The good news is the United States economy is growing. The New York Stock Exchange has seen impressive gains in the last six months, and so has corporate America. For most developing countries, the US is the biggest export market so this is good news for them. Amidst a general feeling of gloom,some European firms have also delivered. Not surprisingly many of them are based in Germany, Europe’s economic powerhouse. SAP AG’s revenue from software and software-related services grew in double digits over the last four years, and is set to grow over 6% in 2014. Its HANA suite gained over 800 clients, twice as much as initially predicted. Daimler AG, the maker of Mercedes-Benz cars, and Audi also grew their sales in an otherwise fragile euro-economy.
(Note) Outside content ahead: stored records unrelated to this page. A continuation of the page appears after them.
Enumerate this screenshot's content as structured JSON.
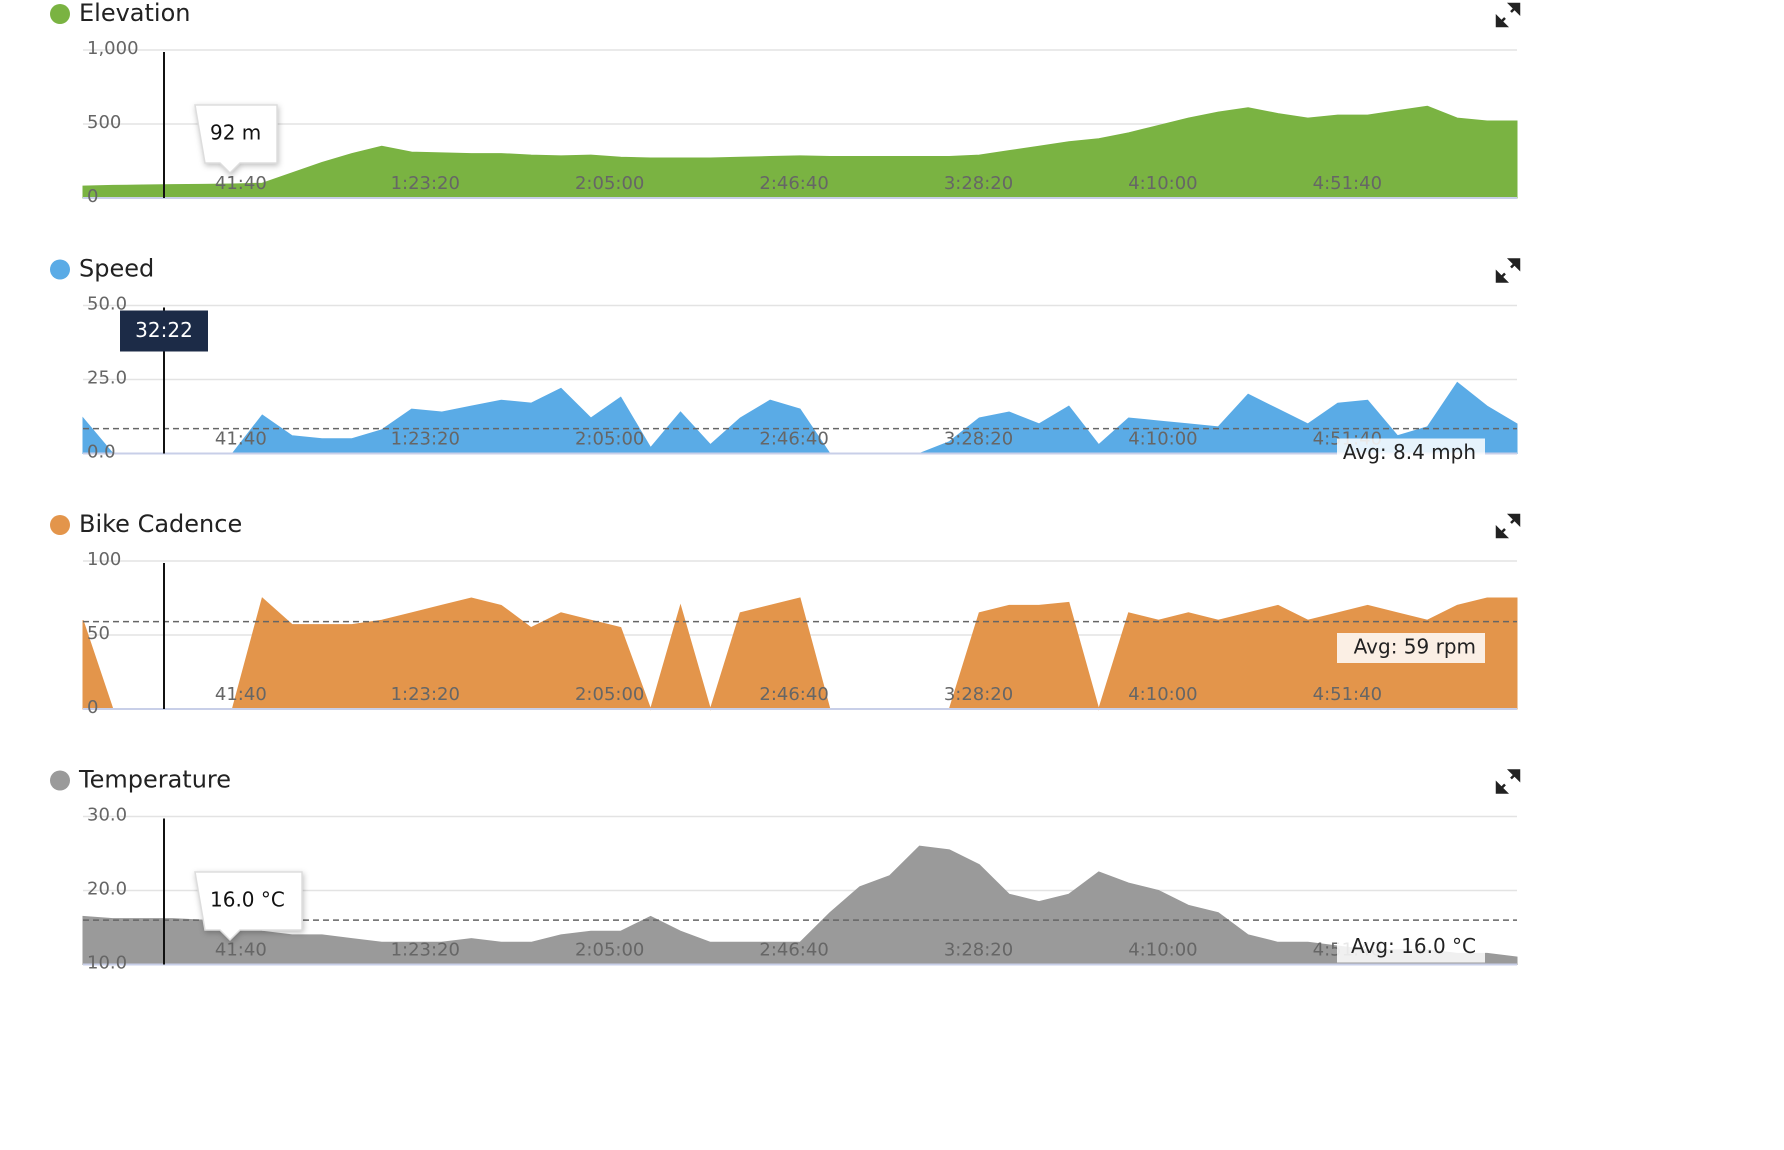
{
  "chart_data": [
    {
      "type": "area",
      "title": "Elevation",
      "color": "#7ab342",
      "x": [
        360,
        765,
        1170,
        1575,
        1980,
        2385,
        2790,
        3195,
        3600,
        4005,
        4410,
        4815,
        5220,
        5625,
        6030,
        6435,
        6840,
        7245,
        7650,
        8055,
        8460,
        8865,
        9270,
        9675,
        10080,
        10485,
        10890,
        11295,
        11700,
        12105,
        12510,
        12915,
        13320,
        13725,
        14130,
        14535,
        14940,
        15345,
        15750,
        16155,
        16560,
        16965,
        17370,
        17775,
        18180,
        18585,
        18990,
        19395,
        19800
      ],
      "values": [
        80,
        85,
        88,
        90,
        92,
        95,
        100,
        170,
        240,
        300,
        350,
        310,
        305,
        300,
        300,
        290,
        285,
        290,
        275,
        270,
        270,
        270,
        275,
        280,
        285,
        280,
        280,
        280,
        280,
        280,
        290,
        320,
        350,
        380,
        400,
        440,
        490,
        540,
        580,
        610,
        570,
        540,
        560,
        560,
        590,
        620,
        540,
        520,
        520
      ],
      "xlim": [
        360,
        19800
      ],
      "xticks": [
        {
          "value": 2500,
          "label": "41:40"
        },
        {
          "value": 5000,
          "label": "1:23:20"
        },
        {
          "value": 7500,
          "label": "2:05:00"
        },
        {
          "value": 10000,
          "label": "2:46:40"
        },
        {
          "value": 12500,
          "label": "3:28:20"
        },
        {
          "value": 15000,
          "label": "4:10:00"
        },
        {
          "value": 17500,
          "label": "4:51:40"
        }
      ],
      "ylim": [
        0,
        1000
      ],
      "yticks": [
        0,
        500,
        {
          "value": 1000,
          "label": "1,000"
        }
      ],
      "grid": true,
      "tooltip": "92 m"
    },
    {
      "type": "area",
      "title": "Speed",
      "color": "#5aabe6",
      "x": [
        360,
        765,
        1170,
        1575,
        1980,
        2385,
        2790,
        3195,
        3600,
        4005,
        4410,
        4815,
        5220,
        5625,
        6030,
        6435,
        6840,
        7245,
        7650,
        8055,
        8460,
        8865,
        9270,
        9675,
        10080,
        10485,
        10890,
        11295,
        11700,
        12105,
        12510,
        12915,
        13320,
        13725,
        14130,
        14535,
        14940,
        15345,
        15750,
        16155,
        16560,
        16965,
        17370,
        17775,
        18180,
        18585,
        18990,
        19395,
        19800
      ],
      "values": [
        12,
        0,
        0,
        0,
        0,
        0,
        13,
        6,
        5,
        5,
        8,
        15,
        14,
        16,
        18,
        17,
        22,
        12,
        19,
        2,
        14,
        3,
        12,
        18,
        15,
        0,
        0,
        0,
        0,
        4,
        12,
        14,
        10,
        16,
        3,
        12,
        11,
        10,
        9,
        20,
        15,
        10,
        17,
        18,
        6,
        9,
        24,
        16,
        10
      ],
      "xlim": [
        360,
        19800
      ],
      "xticks": [
        {
          "value": 2500,
          "label": "41:40"
        },
        {
          "value": 5000,
          "label": "1:23:20"
        },
        {
          "value": 7500,
          "label": "2:05:00"
        },
        {
          "value": 10000,
          "label": "2:46:40"
        },
        {
          "value": 12500,
          "label": "3:28:20"
        },
        {
          "value": 15000,
          "label": "4:10:00"
        },
        {
          "value": 17500,
          "label": "4:51:40"
        }
      ],
      "ylim": [
        0,
        50
      ],
      "yticks": [
        {
          "value": 0,
          "label": "0.0"
        },
        {
          "value": 25,
          "label": "25.0"
        },
        {
          "value": 50,
          "label": "50.0"
        }
      ],
      "grid": true,
      "tooltip": "32:22",
      "avg": 8.4,
      "avg_label": "Avg: 8.4 mph"
    },
    {
      "type": "area",
      "title": "Bike Cadence",
      "color": "#e3954b",
      "x": [
        360,
        765,
        1170,
        1575,
        1980,
        2385,
        2790,
        3195,
        3600,
        4005,
        4410,
        4815,
        5220,
        5625,
        6030,
        6435,
        6840,
        7245,
        7650,
        8055,
        8460,
        8865,
        9270,
        9675,
        10080,
        10485,
        10890,
        11295,
        11700,
        12105,
        12510,
        12915,
        13320,
        13725,
        14130,
        14535,
        14940,
        15345,
        15750,
        16155,
        16560,
        16965,
        17370,
        17775,
        18180,
        18585,
        18990,
        19395,
        19800
      ],
      "values": [
        60,
        0,
        0,
        0,
        0,
        0,
        75,
        57,
        57,
        57,
        60,
        65,
        70,
        75,
        70,
        55,
        65,
        60,
        55,
        0,
        70,
        0,
        65,
        70,
        75,
        0,
        0,
        0,
        0,
        0,
        65,
        70,
        70,
        72,
        0,
        65,
        60,
        65,
        60,
        65,
        70,
        60,
        65,
        70,
        65,
        60,
        70,
        75,
        75
      ],
      "xlim": [
        360,
        19800
      ],
      "xticks": [
        {
          "value": 2500,
          "label": "41:40"
        },
        {
          "value": 5000,
          "label": "1:23:20"
        },
        {
          "value": 7500,
          "label": "2:05:00"
        },
        {
          "value": 10000,
          "label": "2:46:40"
        },
        {
          "value": 12500,
          "label": "3:28:20"
        },
        {
          "value": 15000,
          "label": "4:10:00"
        },
        {
          "value": 17500,
          "label": "4:51:40"
        }
      ],
      "ylim": [
        0,
        100
      ],
      "yticks": [
        0,
        50,
        100
      ],
      "grid": true,
      "avg": 59,
      "avg_label": "Avg: 59 rpm"
    },
    {
      "type": "area",
      "title": "Temperature",
      "color": "#9a9a9a",
      "x": [
        360,
        765,
        1170,
        1575,
        1980,
        2385,
        2790,
        3195,
        3600,
        4005,
        4410,
        4815,
        5220,
        5625,
        6030,
        6435,
        6840,
        7245,
        7650,
        8055,
        8460,
        8865,
        9270,
        9675,
        10080,
        10485,
        10890,
        11295,
        11700,
        12105,
        12510,
        12915,
        13320,
        13725,
        14130,
        14535,
        14940,
        15345,
        15750,
        16155,
        16560,
        16965,
        17370,
        17775,
        18180,
        18585,
        18990,
        19395,
        19800
      ],
      "values": [
        16.5,
        16.2,
        16.2,
        16.2,
        16,
        16,
        14.5,
        14,
        14,
        13.5,
        13,
        13,
        13,
        13.5,
        13,
        13,
        14,
        14.5,
        14.5,
        16.5,
        14.5,
        13,
        13,
        13,
        13,
        17,
        20.5,
        22,
        26,
        25.5,
        23.5,
        19.5,
        18.5,
        19.5,
        22.5,
        21,
        20,
        18,
        17,
        14,
        13,
        13,
        12.5,
        12,
        12,
        12,
        11.5,
        11.5,
        11
      ],
      "xlim": [
        360,
        19800
      ],
      "xticks": [
        {
          "value": 2500,
          "label": "41:40"
        },
        {
          "value": 5000,
          "label": "1:23:20"
        },
        {
          "value": 7500,
          "label": "2:05:00"
        },
        {
          "value": 10000,
          "label": "2:46:40"
        },
        {
          "value": 12500,
          "label": "3:28:20"
        },
        {
          "value": 15000,
          "label": "4:10:00"
        },
        {
          "value": 17500,
          "label": "4:51:40"
        }
      ],
      "ylim": [
        10,
        30
      ],
      "yticks": [
        {
          "value": 10,
          "label": "10.0"
        },
        {
          "value": 20,
          "label": "20.0"
        },
        {
          "value": 30,
          "label": "30.0"
        }
      ],
      "grid": true,
      "tooltip": "16.0 °C",
      "avg": 16,
      "avg_label": "Avg: 16.0 °C"
    }
  ]
}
Over the long run, mitigating global risks will require governments to create an environment conducive for entrepreneurs and businesses to grow. Germany is an example of that. For developing countries, maintaining a fine balance between inflation and growth will remain a challenge this year. One way to manage it is to cut red tape and make it easier for local businesses to grow and compete with multinational counterparts.India is trying to attract more foreign investment to tackle its infrastructure issues and has relaxed its investment rules. Korea is pushing towards a innovation society with its ‘creative economy’ approach and policy of supporting start-ups. On the corporate side, SAP is partnering with over 1,000 start-ups to help them analyze customer trends and make the right decisions for their business. Countries and companies that support entrepreneurship and generate a friendly eco-system have much to gain in 2014 and will be prepared to better deal with global risks.